Every day we wake-up, we have an innate understanding of who we are through the day’s activities. Our actions define us to other people and ourselves. Sometimes we like the labels that are handed to us by virtue of our birth such as ethnicity or race. These acquired labels can be just as burdensome if they result in ostracism or discrimination.
I have found an odd comfort in knowing that I was baptized into a Christian faith at the young age of 3 years old. My mother thought it important enough to have me baptized. This undoubtedly meant more to her than it did to me at the time. But I have always carried with me place holder in my life. It is a feeling that I can renew this baptism label at anytime if I so desired.

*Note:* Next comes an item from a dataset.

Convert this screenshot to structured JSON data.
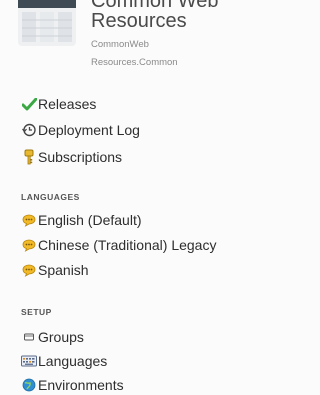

Measles vaccine and baptisms
It was also interesting that my mother kept my measles vaccination card in the same envelope as the baptismal and confirmation certificates. Could it be that baptism is an inoculation against sin and disease of the soul? Another observation on the baptismal certificate is that they used my mother’s maiden name for her middle name when it was really Emily. (Click images to enlarge)
Our family attended church up through the time that I was confirmed. As our family unit disintegrated, church lost the binding effect of keeping us together. As I trekked through life, always curious about religion, there was always a small part of me that identified with having been baptized. Even though it had no bearing on my actions, it was always in the background of my identity.
Engaging your faith
I certainly understand that many people feel ashamed, betrayed or indifferent to the religious sacraments and rituals they endured as a child. Those experiences ultimately color our life and outlook. As I explored my faith more I began to realize that being baptized had no particular impact unless I decided to engage it.
A special gift
My baptism, and to a lesser extent my confirmation, has been more like a door into another part of life. I can choose to open the door or ignore it. There is no special spirituality bestowed upon me by virtue of being baptized. However, there is the recognition that I was given a small gift to open when I felt the time is right. This is the gift that my mother gave me and could not be taken away even with her passing. She gave me the gift of baptism out of love that it might be of some value to me in the future.
A new identity
We gave the gift of baptism to our son when he was less than a year old. And like my own family, we have drifted away from regular church attendance after he was confirmed. I know that he understands the tenets of the Christian faith and I suppose he has a small identity with it. At some point in the future I hope he will look upon his baptism as I do as an invitation to explore his faith.